Even as the scandal was heating up, Williams was sticking by his story. Writes Sherman: " 'I did see a dead body. Talk to the editor of the [New Orleans] Times-Picayune,' he told Patricia Fili-Krushel — then chairman of NBC News (she was recently replaced by Andrew Lack and will move into a corporate role on Burke's executive team) — in a meeting." As execs debated Williams' future on Nightly News, several met with him, wife Jane and attorney Robert Bartnett at his apartment on the Upper East Side. Jane believed they were rushing to judgment. Writes Sherman: "Jane, who had refused to read any of the negative press about her husband, said: 'If you take him off the air you’ll be sending the message that he did something wrong.' Williams seemed paralyzed. 'Honey, you haven’t seen the stuff.'"

4. Williams has been "strategizing" with Lack and former Universal Studios chief Ron Meyer as he awaits NBC's decision about his future

Meanwhile, he's also anxious to give the press his own account of the events that led to his suspension. A close friend of his told Sherman: "He can't wait until he can speak. He's just anxious to get back to work. And he can’t wait to respond."

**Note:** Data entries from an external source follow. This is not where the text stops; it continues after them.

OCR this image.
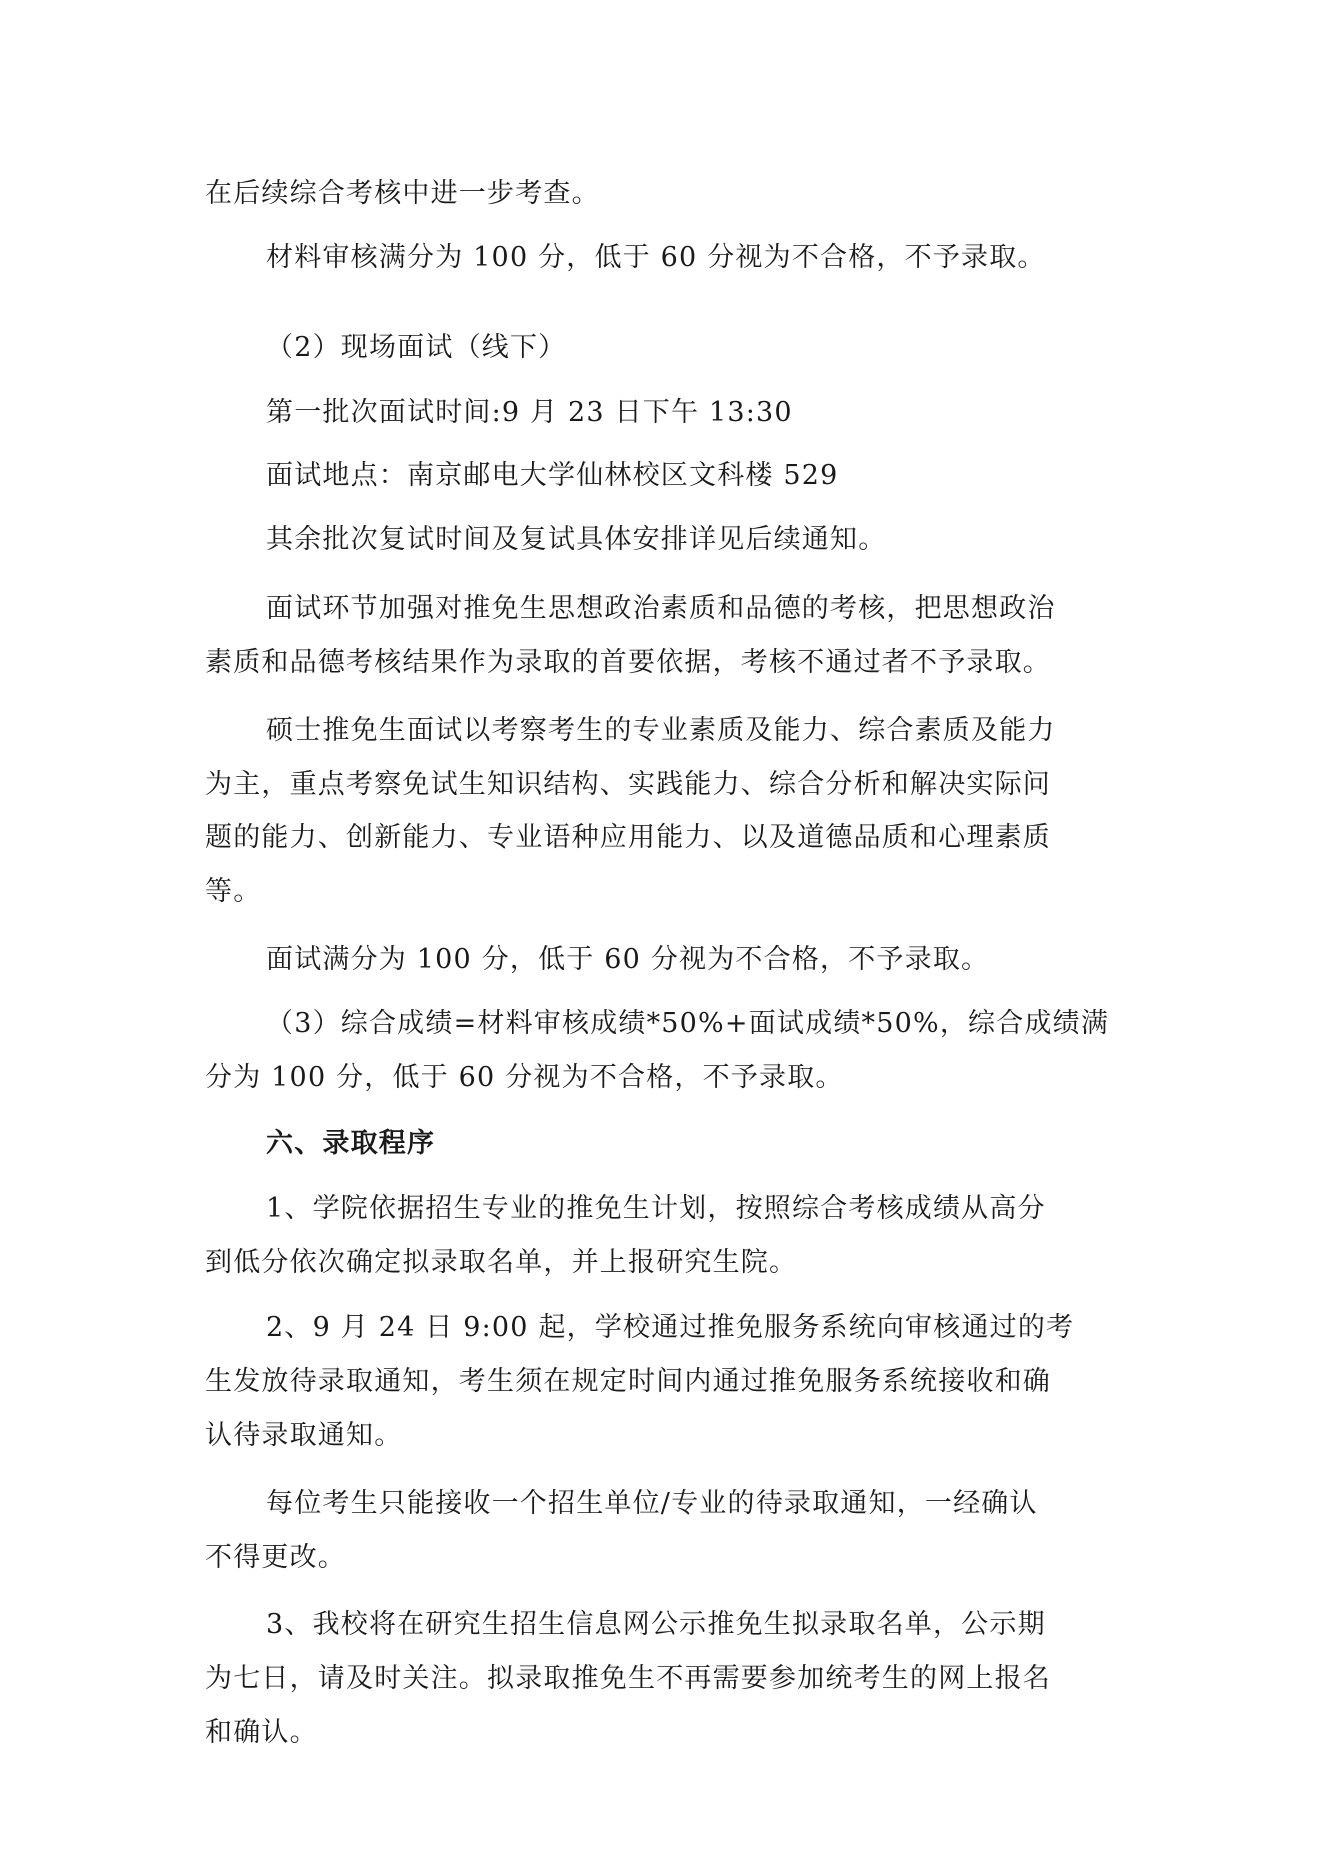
在后续综合考核中进一步考查。
材料审核满分为 100 分，低于 60 分视为不合格，不予录取。
（2）现场面试（线下）
第一批次面试时间:9 月 23 日下午 13:30
面试地点：南京邮电大学仙林校区文科楼 529
其余批次复试时间及复试具体安排详见后续通知。
面试环节加强对推免生思想政治素质和品德的考核，把思想政治
素质和品德考核结果作为录取的首要依据，考核不通过者不予录取。
硕士推免生面试以考察考生的专业素质及能力、综合素质及能力
为主，重点考察免试生知识结构、实践能力、综合分析和解决实际问
题的能力、创新能力、专业语种应用能力、以及道德品质和心理素质
等。
面试满分为 100 分，低于 60 分视为不合格，不予录取。
（3）综合成绩=材料审核成绩*50%+面试成绩*50%，综合成绩满
分为 100 分，低于 60 分视为不合格，不予录取。
六、录取程序
1、学院依据招生专业的推免生计划，按照综合考核成绩从高分
到低分依次确定拟录取名单，并上报研究生院。
2、9 月 24 日 9:00 起，学校通过推免服务系统向审核通过的考
生发放待录取通知，考生须在规定时间内通过推免服务系统接收和确
认待录取通知。
每位考生只能接收一个招生单位/专业的待录取通知，一经确认
不得更改。
3、我校将在研究生招生信息网公示推免生拟录取名单，公示期
为七日，请及时关注。拟录取推免生不再需要参加统考生的网上报名
和确认。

5. Earlier in her tenure, Turness suggested more celebrity guests and a reggae performance in an attempt to save David Gregory's job

One of her fist assignments after landing the NBC News in August 2013 was to boost the ratings for Meet the Press and boost the profile of its host, Gregory. She wanted him to exhibit more of his personality following a focus-group study that found viewers felt they really didn't know him. Producers wanted him to talk more about himself on the air — "to talk, for example, about being an observant Jew," writes Sherman — to no avail. So Turness began thinking of other ideas, like booking stars active in the politics, such as Angelina Jolie; taping in front of a live studio audience; and incorporating music into the program. One example: bringing in a reggae band to play The Specials song "Free Nelson Mandela" at the end of a segment about the former South African leader. Gregory's response? He "found her ­suggestions outlandish," Sherman writes.

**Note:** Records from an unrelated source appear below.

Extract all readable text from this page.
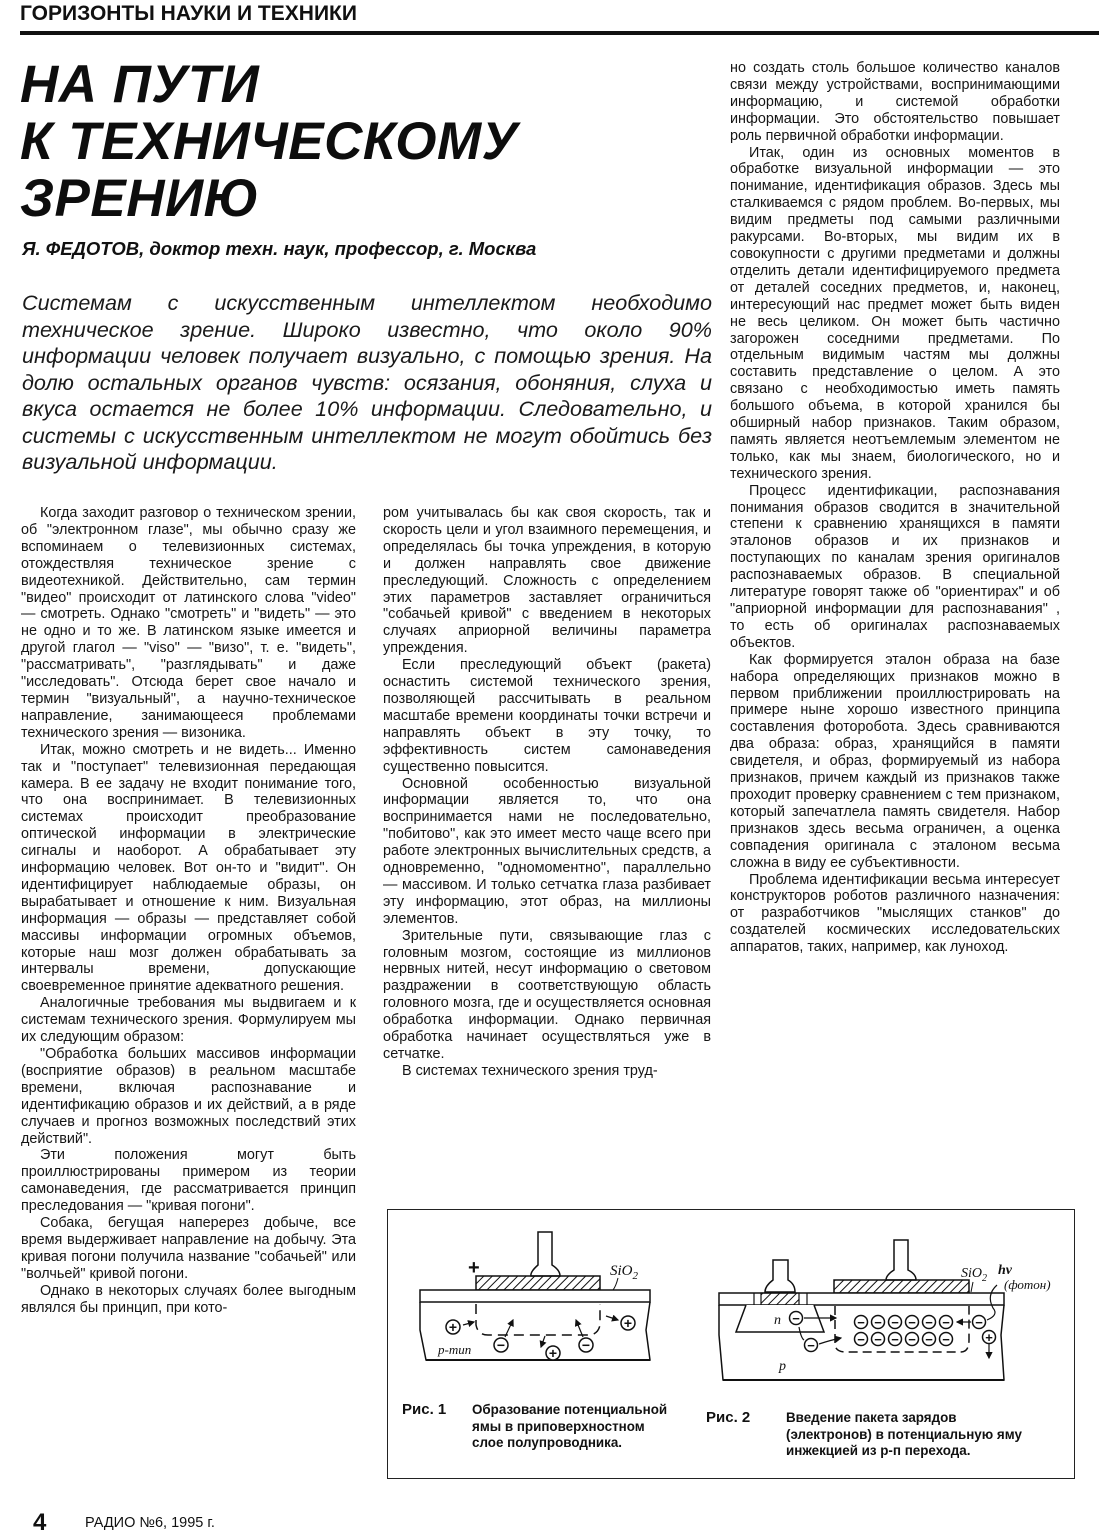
ГОРИЗОНТЫ НАУКИ И ТЕХНИКИ
НА ПУТИ
К ТЕХНИЧЕСКОМУ
ЗРЕНИЮ
Я. ФЕДОТОВ, доктор техн. наук, профессор, г. Москва
Системам с искусственным интеллектом необходимо техническое зрение. Широко известно, что около 90% информации человек получает визуально, с помощью зрения. На долю остальных органов чувств: осязания, обоняния, слуха и вкуса остается не более 10% информации. Следовательно, и системы с искусственным интеллектом не могут обойтись без визуальной информации.

Когда заходит разговор о техническом зрении, об "электронном глазе", мы обычно сразу же вспоминаем о телевизионных системах, отождествляя техническое зрение с видеотехникой. Действительно, сам термин "видео" происходит от латинского слова "video" — смотреть. Однако "смотреть" и "видеть" — это не одно и то же. В латинском языке имеется и другой глагол — "viso" — "визо", т. е. "видеть", "рассматривать", "разглядывать" и даже "исследовать". Отсюда берет свое начало и термин "визуальный", а научно-техническое направление, занимающееся проблемами технического зрения — визоника.

Итак, можно смотреть и не видеть... Именно так и "поступает" телевизионная передающая камера. В ее задачу не входит понимание того, что она воспринимает. В телевизионных системах происходит преобразование оптической информации в электрические сигналы и наоборот. А обрабатывает эту информацию человек. Вот он-то и "видит". Он идентифицирует наблюдаемые образы, он вырабатывает и отношение к ним. Визуальная информация — образы — представляет собой массивы информации огромных объемов, которые наш мозг должен обрабатывать за интервалы времени, допускающие своевременное принятие адекватного решения.

Аналогичные требования мы выдвигаем и к системам технического зрения. Формулируем мы их следующим образом:

"Обработка больших массивов информации (восприятие образов) в реальном масштабе времени, включая распознавание и идентификацию образов и их действий, а в ряде случаев и прогноз возможных последствий этих действий".

Эти положения могут быть проиллюстрированы примером из теории самонаведения, где рассматривается принцип преследования — "кривая погони".

Собака, бегущая наперерез добыче, все время выдерживает направление на добычу. Эта кривая погони получила название "собачьей" или "волчьей" кривой погони.

Однако в некоторых случаях более выгодным являлся бы принцип, при кото-

ром учитывалась бы как своя скорость, так и скорость цели и угол взаимного перемещения, и определялась бы точка упреждения, в которую и должен направлять свое движение преследующий. Сложность с определением этих параметров заставляет ограничиться "собачьей кривой" с введением в некоторых случаях априорной величины параметра упреждения.

Если преследующий объект (ракета) оснастить системой технического зрения, позволяющей рассчитывать в реальном масштабе времени координаты точки встречи и направлять объект в эту точку, то эффективность систем самонаведения существенно повысится.

Основной особенностью визуальной информации является то, что она воспринимается нами не последовательно, "побитово", как это имеет место чаще всего при работе электронных вычислительных средств, а одновременно, "одномоментно", параллельно — массивом. И только сетчатка глаза разбивает эту информацию, этот образ, на миллионы элементов.

Зрительные пути, связывающие глаз с головным мозгом, состоящие из миллионов нервных нитей, несут информацию о световом раздражении в соответствующую область головного мозга, где и осуществляется основная обработка информации. Однако первичная обработка начинает осуществляться уже в сетчатке.

В системах технического зрения труд-

но создать столь большое количество каналов связи между устройствами, воспринимающими информацию, и системой обработки информации. Это обстоятельство повышает роль первичной обработки информации.

Итак, один из основных моментов в обработке визуальной информации — это понимание, идентификация образов. Здесь мы сталкиваемся с рядом проблем. Во-первых, мы видим предметы под самыми различными ракурсами. Во-вторых, мы видим их в совокупности с другими предметами и должны отделить детали идентифицируемого предмета от деталей соседних предметов, и, наконец, интересующий нас предмет может быть виден не весь целиком. Он может быть частично загорожен соседними предметами. По отдельным видимым частям мы должны составить представление о целом. А это связано с необходимостью иметь память большого объема, в которой хранился бы обширный набор признаков. Таким образом, память является неотъемлемым элементом не только, как мы знаем, биологического, но и технического зрения.

Процесс идентификации, распознавания понимания образов сводится в значительной степени к сравнению хранящихся в памяти эталонов образов и их признаков и поступающих по каналам зрения оригиналов распознаваемых образов. В специальной литературе говорят также об "ориентирах" и об "априорной информации для распознавания" , то есть об оригиналах распознаваемых объектов.

Как формируется эталон образа на базе набора определяющих признаков можно в первом приближении проиллюстрировать на примере ныне хорошо известного принципа составления фоторобота. Здесь сравниваются два образа: образ, хранящийся в памяти свидетеля, и образ, формируемый из набора признаков, причем каждый из признаков также проходит проверку сравнением с тем признаком, который запечатлела память свидетеля. Набор признаков здесь весьма ограничен, а оценка совпадения оригинала с эталоном весьма сложна в виду ее субъективности.

Проблема идентификации весьма интересует конструкторов роботов различного назначения: от разработчиков "мыслящих станков" до создателей космических исследовательских аппаратов, таких, например, как луноход.

+	SiO$_2$
+	+
+
−	−
р-тип
Рис. 1 Образование потенциальной ямы в приповерхностном слое полупроводника.
n −
−
− − − − − −
− − − − − −
−
+
SiO$_2$
hν
(фотон)
p
Рис. 2	Введение пакета зарядов (электронов) в потенциальную яму инжекцией из р-п перехода.
4	РАДИО №6, 1995 г.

6. Fili-Krushel accused Chuck Todd's agent of orchestrating bad press about Gregory

Sherman notes that both Morning Joe host Joe Scarborough and Washington correspondent Chuck Todd both were clamoring for Gregory's job. One of Sherman's sources said that Fili-Krushel was so convinced that Todd's camp was behind a run of bad press that she called Todd's agent, Jay Sures at UTA, and "told him to cut it out; Sures denied he was behind the bad press." Todd ultimately got the job.

7. Lauer believes that content, not talent, was to blame for Today's ratings drop

Last fall, in meeting with producers, "he called GMA's mix of celebrity scandal, grisly crime stories and viral videos 'tabloid garbage.' Today, he insisted, needed a mix of hard news and uplifting stories, segments Lauer called 'relatable,'" Sherman writes. He also was still smarting over the backlash caused by Ann Curry's ouster and demanded that producers not make any further changes in the on-air talent.

8. Jamie Horowitz tried to "stoke[e] unrest" among the Today team

During his brief time as Today's senior vp and general manager, Horowitz "set the staff on edge," Sherman writes. "According to one senior Today staffer, he would play a game of Survivor with producers. 'If you’re on an island and you could keep three senior producers, whom would you keep?' " He also reportedly told Tamron Hall and Natalie Morales that each was "trashing" the other behind their backs.

March 9, 7:10 a.m. This story has been updated with more information about the Edward R. Murrow desk Brian Williams acquired.